Hence kinship, to repeat, does not define modern men and women as it once did our ancestors; for many people, “family” is instead, at least in part, a series of optional associations that can be and sometimes are discarded voluntarily depending on preference. To put it lightly, when measured against the sweep of human history, this is rather a new and potent sociological fact.
I can think of no starker or more poignant example of this phenomenon than the beautiful (but painful) memoir Hillbilly Elegy by J.D. Vance. It is well worth reading — but for the sake of what it actually is, rather than what many have made it out to be: it is a memoir, not a political tract. (I will also caution that it is an honest portrayal of extremely broken people, and some of the language quoted is quite crude.)

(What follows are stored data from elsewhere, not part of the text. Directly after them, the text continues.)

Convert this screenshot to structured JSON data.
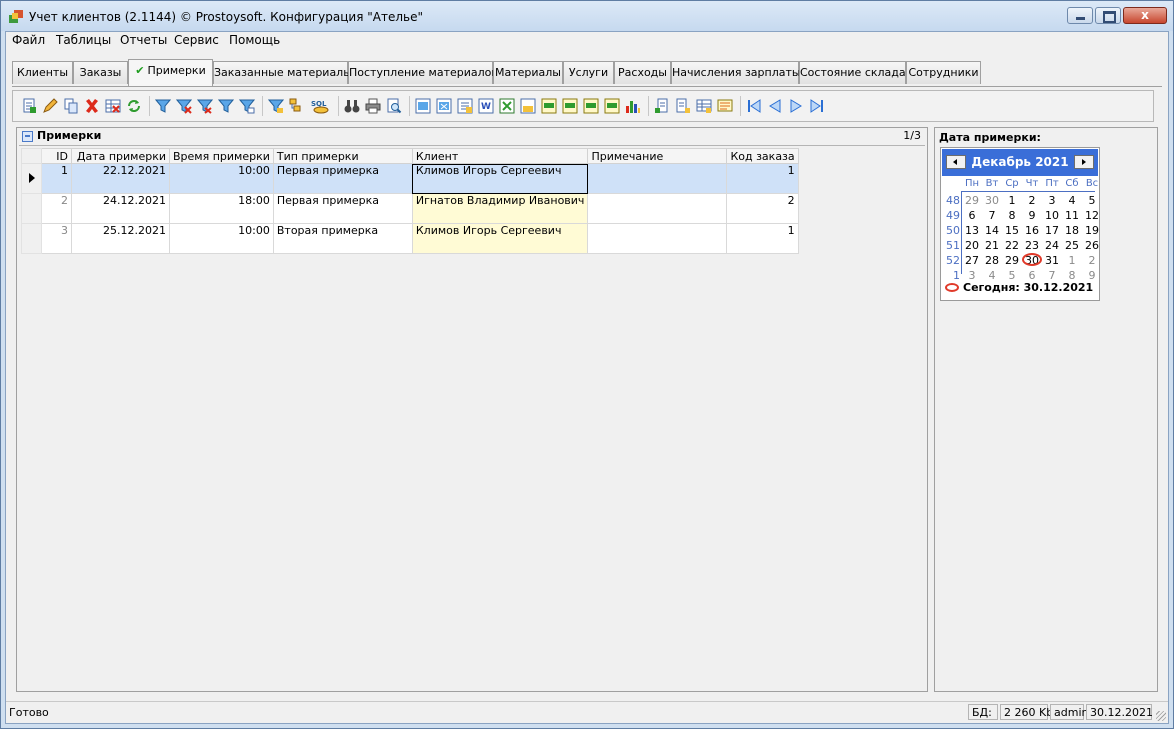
{
  "window": {
    "title": "Учет клиентов (2.1144) © Prostoysoft. Конфигурация \"Ателье\"",
    "controls": {
      "minimize": "minimize",
      "maximize": "maximize",
      "close": "x"
    }
  },
  "menu": [
    "Файл",
    "Таблицы",
    "Отчеты",
    "Сервис",
    "Помощь"
  ],
  "tabs": [
    {
      "label": "Клиенты"
    },
    {
      "label": "Заказы"
    },
    {
      "label": "Примерки",
      "active": true,
      "check": "✔"
    },
    {
      "label": "Заказанные материалы"
    },
    {
      "label": "Поступление материалов"
    },
    {
      "label": "Материалы"
    },
    {
      "label": "Услуги"
    },
    {
      "label": "Расходы"
    },
    {
      "label": "Начисления зарплаты"
    },
    {
      "label": "Состояние склада"
    },
    {
      "label": "Сотрудники"
    }
  ],
  "toolbar": {
    "icons": [
      "add-record-icon",
      "edit-record-icon",
      "copy-record-icon",
      "delete-record-icon",
      "delete-all-icon",
      "refresh-icon",
      "filter-icon",
      "filter-remove-icon",
      "filter-clear-icon",
      "filter-edit-icon",
      "filter-select-icon",
      "sort-icon",
      "group-icon",
      "sql-icon",
      "find-icon",
      "print-icon",
      "print-preview-icon",
      "export-word-icon",
      "export-excel-icon",
      "export-text-icon",
      "export-pdf-icon",
      "export-xml-icon",
      "export-csv-icon",
      "export-html-icon",
      "export-sql-icon",
      "chart-icon",
      "columns-icon",
      "column-settings-icon",
      "layout-icon",
      "properties-icon",
      "first-record-icon",
      "prev-record-icon",
      "next-record-icon",
      "last-record-icon"
    ],
    "sql_label": "SQL"
  },
  "grid": {
    "title": "Примерки",
    "count": "1/3",
    "columns": [
      "ID",
      "Дата примерки",
      "Время примерки",
      "Тип примерки",
      "Клиент",
      "Примечание",
      "Код заказа"
    ],
    "rows": [
      {
        "id": "1",
        "date": "22.12.2021",
        "time": "10:00",
        "type": "Первая примерка",
        "client": "Климов Игорь Сергеевич",
        "note": "",
        "order": "1"
      },
      {
        "id": "2",
        "date": "24.12.2021",
        "time": "18:00",
        "type": "Первая примерка",
        "client": "Игнатов Владимир Иванович",
        "note": "",
        "order": "2"
      },
      {
        "id": "3",
        "date": "25.12.2021",
        "time": "10:00",
        "type": "Вторая примерка",
        "client": "Климов Игорь Сергеевич",
        "note": "",
        "order": "1"
      }
    ]
  },
  "calendar": {
    "label": "Дата примерки:",
    "month_title": "Декабрь 2021",
    "dow": [
      "Пн",
      "Вт",
      "Ср",
      "Чт",
      "Пт",
      "Сб",
      "Вс"
    ],
    "weeks": [
      "48",
      "49",
      "50",
      "51",
      "52",
      "1"
    ],
    "days": [
      [
        "29",
        "30",
        "1",
        "2",
        "3",
        "4",
        "5"
      ],
      [
        "6",
        "7",
        "8",
        "9",
        "10",
        "11",
        "12"
      ],
      [
        "13",
        "14",
        "15",
        "16",
        "17",
        "18",
        "19"
      ],
      [
        "20",
        "21",
        "22",
        "23",
        "24",
        "25",
        "26"
      ],
      [
        "27",
        "28",
        "29",
        "30",
        "31",
        "1",
        "2"
      ],
      [
        "3",
        "4",
        "5",
        "6",
        "7",
        "8",
        "9"
      ]
    ],
    "today_label": "Сегодня: 30.12.2021"
  },
  "status": {
    "text": "Готово",
    "db_label": "БД:",
    "db_size": "2 260 Kb",
    "user": "admin",
    "date": "30.12.2021"
  }
}
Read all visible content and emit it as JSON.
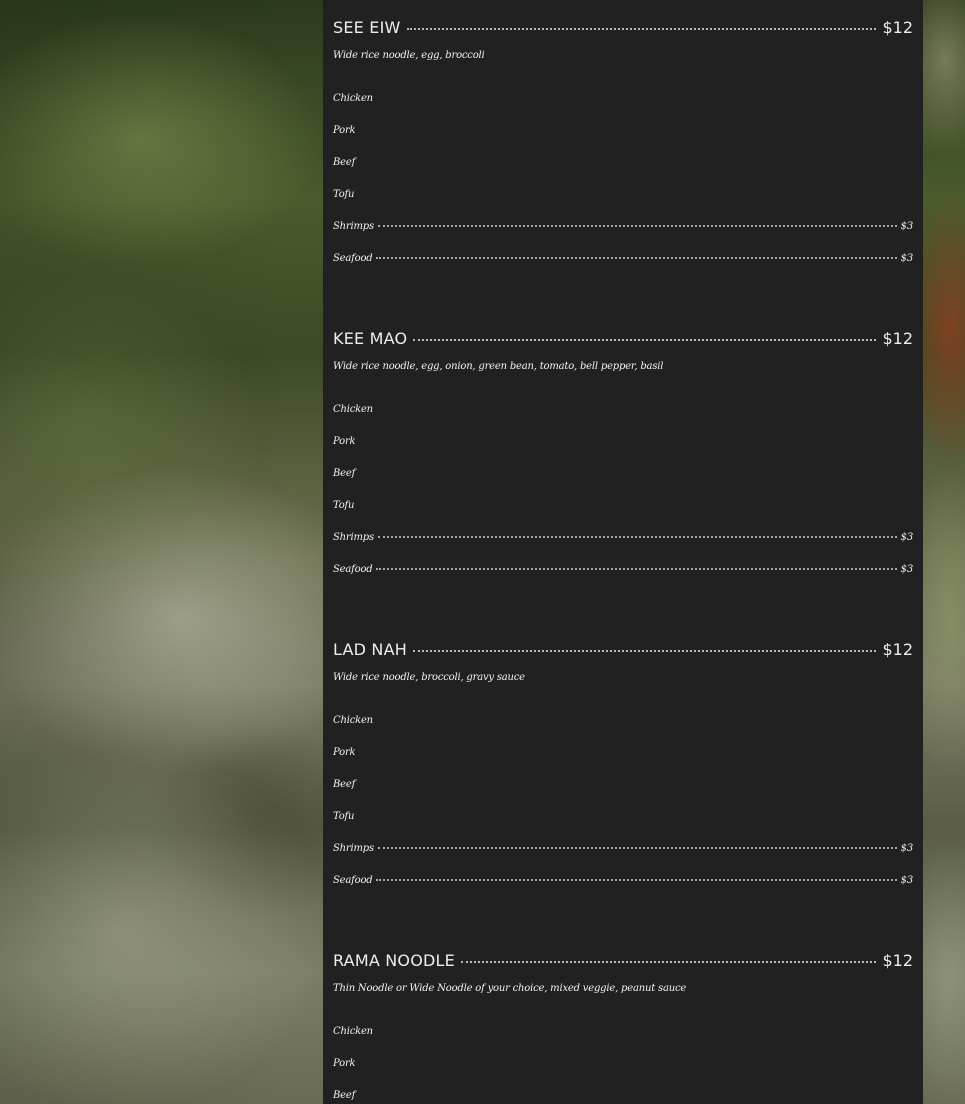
{
  "menu": {
    "dishes": [
      {
        "name": "SEE EIW",
        "price": "$12",
        "description": "Wide rice noodle, egg, broccoli",
        "options": [
          {
            "label": "Chicken",
            "price": ""
          },
          {
            "label": "Pork",
            "price": ""
          },
          {
            "label": "Beef",
            "price": ""
          },
          {
            "label": "Tofu",
            "price": ""
          },
          {
            "label": "Shrimps",
            "price": "$3"
          },
          {
            "label": "Seafood",
            "price": "$3"
          }
        ]
      },
      {
        "name": "KEE MAO",
        "price": "$12",
        "description": "Wide rice noodle, egg, onion, green bean, tomato, bell pepper, basil",
        "options": [
          {
            "label": "Chicken",
            "price": ""
          },
          {
            "label": "Pork",
            "price": ""
          },
          {
            "label": "Beef",
            "price": ""
          },
          {
            "label": "Tofu",
            "price": ""
          },
          {
            "label": "Shrimps",
            "price": "$3"
          },
          {
            "label": "Seafood",
            "price": "$3"
          }
        ]
      },
      {
        "name": "LAD NAH",
        "price": "$12",
        "description": "Wide rice noodle, broccoli, gravy sauce",
        "options": [
          {
            "label": "Chicken",
            "price": ""
          },
          {
            "label": "Pork",
            "price": ""
          },
          {
            "label": "Beef",
            "price": ""
          },
          {
            "label": "Tofu",
            "price": ""
          },
          {
            "label": "Shrimps",
            "price": "$3"
          },
          {
            "label": "Seafood",
            "price": "$3"
          }
        ]
      },
      {
        "name": "RAMA NOODLE",
        "price": "$12",
        "description": "Thin Noodle or Wide Noodle of your choice, mixed veggie, peanut sauce",
        "options": [
          {
            "label": "Chicken",
            "price": ""
          },
          {
            "label": "Pork",
            "price": ""
          },
          {
            "label": "Beef",
            "price": ""
          }
        ]
      }
    ]
  }
}
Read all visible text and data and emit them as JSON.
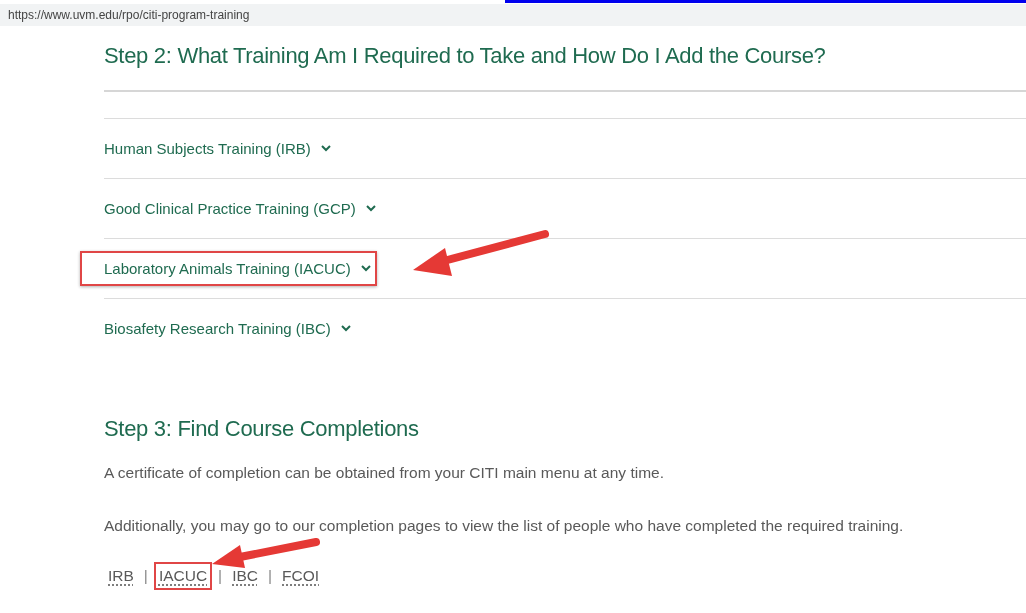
{
  "address_bar": {
    "url": "https://www.uvm.edu/rpo/citi-program-training"
  },
  "step2": {
    "heading": "Step 2: What Training Am I Required to Take and How Do I Add the Course?",
    "items": [
      {
        "label": "Human Subjects Training (IRB)",
        "expanded": false,
        "highlighted": false
      },
      {
        "label": "Good Clinical Practice Training (GCP)",
        "expanded": false,
        "highlighted": false
      },
      {
        "label": "Laboratory Animals Training (IACUC)",
        "expanded": false,
        "highlighted": true
      },
      {
        "label": "Biosafety Research Training (IBC)",
        "expanded": false,
        "highlighted": false
      }
    ]
  },
  "step3": {
    "heading": "Step 3: Find Course Completions",
    "paragraphs": [
      "A certificate of completion can be obtained from your CITI main menu at any time.",
      "Additionally, you may go to our completion pages to view the list of people who have completed the required training."
    ],
    "links": [
      {
        "label": "IRB",
        "highlighted": false
      },
      {
        "label": "IACUC",
        "highlighted": true
      },
      {
        "label": "IBC",
        "highlighted": false
      },
      {
        "label": "FCOI",
        "highlighted": false
      }
    ],
    "separator": "|"
  }
}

But to return to Eberstadt, here we see the fundamental nature of the family in modern times laid bare: it is “a series of optional associations that can be and sometimes are discarded voluntarily depending on preference.” In other words: the one institution that once universally demanded permanent, unchanging love and unconditional self-sacrifice has now become nothing more than yet another consumer commodity.
In the modern age, we worship ourselves — and without any doubt, we too are jealous gods. It is ultimately our own self-love that has destroyed us, and that cannot help but destroy even that which it holds most dear. We have placed everything in the world upon the altar of our own will and our own desire — and in the holocaust of such a sacrifice, there is absolutely nothing which can endure.